Не стоит описывать, с каким трудом авт. нашел такси, как долго ждал поезда в Клеве, а потом почти три часа тащился в крайне некомфортабельном поезде, проходившем опять через те же Ксантен и Кевелар.
Маргарет, которую авт. навестил в тот же вечер и попросил уточнить все, что связано со смертью Бульхорста, поклялась «всеми святыми», что этот Бульхорст – белокурый и грустный парень без обеих ног – умер у нее на руках; перед смертью очень просил позвать священника. Но она, прежде чем сообщить о его кончине, помчалась в канцелярию, где уже никого не было, открыла заранее подобранным ключом шкаф, вынула солдатскую книжку умершего, сунула себе в сумочку и лишь после этого сообщила о смерти Альфреда. Да, Бульхорст рассказывал ей о своей невесте, красивой и тихой белокурой девушке, назвал и родную деревню – ту самую, которую авт. посетил ради выяснения истины и претерпел столько неудобств; однако весьма возможно, что в спешке – Бульхорст умер перед самой эвакуацией – не успели выполнить все «формальности», то есть похоронить-то его, конечно, похоронили, но забыли послать родным похоронку.
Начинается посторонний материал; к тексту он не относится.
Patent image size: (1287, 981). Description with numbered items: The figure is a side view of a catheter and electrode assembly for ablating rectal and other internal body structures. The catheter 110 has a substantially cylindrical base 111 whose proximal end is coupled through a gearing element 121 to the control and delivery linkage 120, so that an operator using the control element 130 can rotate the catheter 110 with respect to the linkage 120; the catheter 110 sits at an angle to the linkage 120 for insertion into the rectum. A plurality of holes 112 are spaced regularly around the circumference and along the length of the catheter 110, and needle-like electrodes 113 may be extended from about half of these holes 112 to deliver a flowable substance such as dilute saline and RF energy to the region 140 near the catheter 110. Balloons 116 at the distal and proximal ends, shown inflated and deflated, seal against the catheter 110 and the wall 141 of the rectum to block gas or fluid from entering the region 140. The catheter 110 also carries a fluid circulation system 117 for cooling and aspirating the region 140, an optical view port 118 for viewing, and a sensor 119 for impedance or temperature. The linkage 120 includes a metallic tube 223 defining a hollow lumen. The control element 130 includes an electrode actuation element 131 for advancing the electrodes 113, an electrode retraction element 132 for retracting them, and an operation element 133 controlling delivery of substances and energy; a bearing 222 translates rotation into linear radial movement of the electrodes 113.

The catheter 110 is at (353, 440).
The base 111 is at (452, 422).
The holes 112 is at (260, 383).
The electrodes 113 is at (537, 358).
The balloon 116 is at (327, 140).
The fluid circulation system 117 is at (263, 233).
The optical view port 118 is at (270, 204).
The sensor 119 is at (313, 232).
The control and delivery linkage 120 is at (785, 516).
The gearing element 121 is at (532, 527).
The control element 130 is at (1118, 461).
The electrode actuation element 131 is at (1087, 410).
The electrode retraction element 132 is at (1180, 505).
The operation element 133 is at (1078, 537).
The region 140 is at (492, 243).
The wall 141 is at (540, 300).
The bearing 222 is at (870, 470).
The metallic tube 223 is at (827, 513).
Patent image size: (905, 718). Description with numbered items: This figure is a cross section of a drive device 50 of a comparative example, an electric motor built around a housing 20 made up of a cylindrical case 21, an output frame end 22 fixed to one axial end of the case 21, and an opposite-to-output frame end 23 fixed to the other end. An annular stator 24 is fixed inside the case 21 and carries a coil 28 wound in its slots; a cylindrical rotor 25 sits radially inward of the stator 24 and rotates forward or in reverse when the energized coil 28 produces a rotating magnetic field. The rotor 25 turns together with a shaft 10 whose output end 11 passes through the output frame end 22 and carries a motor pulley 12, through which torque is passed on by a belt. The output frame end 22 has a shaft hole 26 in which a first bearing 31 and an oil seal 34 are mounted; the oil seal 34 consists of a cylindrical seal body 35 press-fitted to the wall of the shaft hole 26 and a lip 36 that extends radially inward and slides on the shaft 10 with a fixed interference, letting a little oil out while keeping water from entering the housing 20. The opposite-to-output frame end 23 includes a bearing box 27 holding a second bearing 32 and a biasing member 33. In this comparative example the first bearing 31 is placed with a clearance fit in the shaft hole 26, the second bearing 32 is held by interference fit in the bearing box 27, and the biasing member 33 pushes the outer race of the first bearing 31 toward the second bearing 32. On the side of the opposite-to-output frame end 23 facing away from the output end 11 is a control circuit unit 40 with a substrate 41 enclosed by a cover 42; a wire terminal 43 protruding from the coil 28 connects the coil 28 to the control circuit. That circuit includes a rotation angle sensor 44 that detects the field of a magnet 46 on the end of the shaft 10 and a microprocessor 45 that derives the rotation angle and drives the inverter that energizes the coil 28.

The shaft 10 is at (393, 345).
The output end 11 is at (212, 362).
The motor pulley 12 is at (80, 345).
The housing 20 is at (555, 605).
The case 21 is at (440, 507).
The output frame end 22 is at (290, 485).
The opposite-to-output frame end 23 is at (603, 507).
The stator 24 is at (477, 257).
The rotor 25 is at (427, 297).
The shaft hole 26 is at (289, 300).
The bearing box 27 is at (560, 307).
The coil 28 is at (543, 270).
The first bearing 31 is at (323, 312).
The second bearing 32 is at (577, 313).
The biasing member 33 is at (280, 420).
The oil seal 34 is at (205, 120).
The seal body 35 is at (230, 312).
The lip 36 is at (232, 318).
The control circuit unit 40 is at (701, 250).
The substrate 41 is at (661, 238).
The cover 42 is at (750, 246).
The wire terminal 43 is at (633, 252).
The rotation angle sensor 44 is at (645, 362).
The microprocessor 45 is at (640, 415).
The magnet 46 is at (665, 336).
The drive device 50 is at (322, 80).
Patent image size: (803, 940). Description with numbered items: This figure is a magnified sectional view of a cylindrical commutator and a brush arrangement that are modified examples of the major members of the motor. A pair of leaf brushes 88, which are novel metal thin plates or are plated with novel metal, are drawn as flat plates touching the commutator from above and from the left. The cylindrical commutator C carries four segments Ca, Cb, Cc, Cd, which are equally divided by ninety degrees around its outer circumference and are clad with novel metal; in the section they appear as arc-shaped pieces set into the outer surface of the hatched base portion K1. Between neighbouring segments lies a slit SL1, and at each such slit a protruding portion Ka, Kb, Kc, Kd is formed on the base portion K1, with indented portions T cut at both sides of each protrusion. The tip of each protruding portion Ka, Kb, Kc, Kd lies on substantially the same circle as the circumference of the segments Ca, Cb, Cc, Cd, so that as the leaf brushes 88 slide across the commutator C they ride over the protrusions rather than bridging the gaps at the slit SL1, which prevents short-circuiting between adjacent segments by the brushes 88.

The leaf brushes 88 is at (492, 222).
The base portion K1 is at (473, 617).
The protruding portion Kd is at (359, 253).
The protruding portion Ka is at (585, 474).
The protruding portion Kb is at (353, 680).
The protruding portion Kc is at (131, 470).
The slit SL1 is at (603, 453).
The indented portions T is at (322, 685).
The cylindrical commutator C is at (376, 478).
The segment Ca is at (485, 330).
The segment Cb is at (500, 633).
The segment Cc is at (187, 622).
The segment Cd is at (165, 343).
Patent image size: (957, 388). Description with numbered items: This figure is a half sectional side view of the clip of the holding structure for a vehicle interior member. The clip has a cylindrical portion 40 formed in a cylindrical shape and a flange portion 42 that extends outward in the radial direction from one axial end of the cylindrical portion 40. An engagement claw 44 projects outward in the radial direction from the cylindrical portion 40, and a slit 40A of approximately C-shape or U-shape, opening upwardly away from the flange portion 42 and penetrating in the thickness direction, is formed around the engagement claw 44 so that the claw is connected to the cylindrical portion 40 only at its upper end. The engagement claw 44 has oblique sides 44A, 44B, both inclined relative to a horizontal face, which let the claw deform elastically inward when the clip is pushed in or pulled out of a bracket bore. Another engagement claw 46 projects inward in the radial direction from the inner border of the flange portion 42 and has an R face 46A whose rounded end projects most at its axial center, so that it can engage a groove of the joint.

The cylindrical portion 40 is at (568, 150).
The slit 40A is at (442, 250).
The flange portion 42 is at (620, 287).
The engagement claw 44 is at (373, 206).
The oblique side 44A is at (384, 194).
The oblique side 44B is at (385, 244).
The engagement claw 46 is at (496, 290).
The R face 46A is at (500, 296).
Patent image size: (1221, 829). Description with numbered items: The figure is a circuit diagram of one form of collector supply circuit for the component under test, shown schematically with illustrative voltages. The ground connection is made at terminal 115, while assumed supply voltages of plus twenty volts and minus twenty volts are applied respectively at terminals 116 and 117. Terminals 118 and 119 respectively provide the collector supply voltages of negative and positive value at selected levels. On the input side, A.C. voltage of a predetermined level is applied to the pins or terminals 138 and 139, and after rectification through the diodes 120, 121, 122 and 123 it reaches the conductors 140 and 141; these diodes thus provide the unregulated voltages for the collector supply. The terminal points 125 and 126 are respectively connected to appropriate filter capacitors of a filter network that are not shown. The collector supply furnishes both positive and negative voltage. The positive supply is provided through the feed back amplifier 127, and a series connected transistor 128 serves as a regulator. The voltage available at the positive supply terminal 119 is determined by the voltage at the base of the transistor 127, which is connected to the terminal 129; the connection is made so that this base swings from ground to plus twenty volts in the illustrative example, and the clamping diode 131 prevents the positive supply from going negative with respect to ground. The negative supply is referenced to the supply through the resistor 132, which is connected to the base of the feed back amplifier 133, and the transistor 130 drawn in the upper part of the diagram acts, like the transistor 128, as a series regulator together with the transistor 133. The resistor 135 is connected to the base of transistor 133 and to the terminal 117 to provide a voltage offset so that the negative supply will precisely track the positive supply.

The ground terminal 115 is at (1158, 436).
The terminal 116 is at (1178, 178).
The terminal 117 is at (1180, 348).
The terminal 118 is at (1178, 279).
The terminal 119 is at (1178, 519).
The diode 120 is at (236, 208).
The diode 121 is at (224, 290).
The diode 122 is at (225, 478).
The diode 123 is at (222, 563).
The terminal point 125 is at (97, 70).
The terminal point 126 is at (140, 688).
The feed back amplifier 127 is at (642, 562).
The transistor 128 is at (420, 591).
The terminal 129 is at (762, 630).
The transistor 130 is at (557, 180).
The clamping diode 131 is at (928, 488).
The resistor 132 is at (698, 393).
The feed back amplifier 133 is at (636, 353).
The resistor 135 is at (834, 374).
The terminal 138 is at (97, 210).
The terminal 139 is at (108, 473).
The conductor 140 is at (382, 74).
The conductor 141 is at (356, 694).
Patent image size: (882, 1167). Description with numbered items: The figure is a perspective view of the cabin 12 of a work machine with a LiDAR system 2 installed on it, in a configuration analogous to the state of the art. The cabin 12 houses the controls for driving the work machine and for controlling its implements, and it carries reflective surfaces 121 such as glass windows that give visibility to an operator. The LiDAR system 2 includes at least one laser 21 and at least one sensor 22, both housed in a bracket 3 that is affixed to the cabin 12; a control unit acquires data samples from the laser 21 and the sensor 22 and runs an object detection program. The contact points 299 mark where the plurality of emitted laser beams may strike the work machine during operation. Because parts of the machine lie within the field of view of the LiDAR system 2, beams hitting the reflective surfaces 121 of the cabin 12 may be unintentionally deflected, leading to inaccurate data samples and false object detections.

Здесь сам собой напрашивается вопрос: неужели немецкая бюрократическая машина на сей раз действительно дала сбой? Можно поставить вопрос и по-другому: не следовало ли авт. заявиться к родителям Бульхорста и выложить им всю правду насчет останков, покоящихся в могиле, на которой по их поручению в День всех святых каждый год высаживают вереск или анютины глазки, и спросить, неужели они ни разу не заметили большого букета красных роз, который Лени и ее сын Лев, время от времени наведываясь на кладбище в Сент-Авольде, кладут на могилу? А вдруг старики показали бы ему ту красную, отпечатанную типографским способом открытку, заполненную Борисом, в которой он сообщал, что жив-здоров и находится в плену у американцев? Эти вопросы остаются открытыми. Отнюдь не все на свете можно выяснять. И авт. чистосердечно признается, что под испытующе-недоверчивым взглядом пономаря в нижнерейнской, почти уже нидерландской деревне недалеко от Ньимвегена он – подобно Эльзе Брабантской или Лоэнгрину – испытал нечто вроде нервного срыва.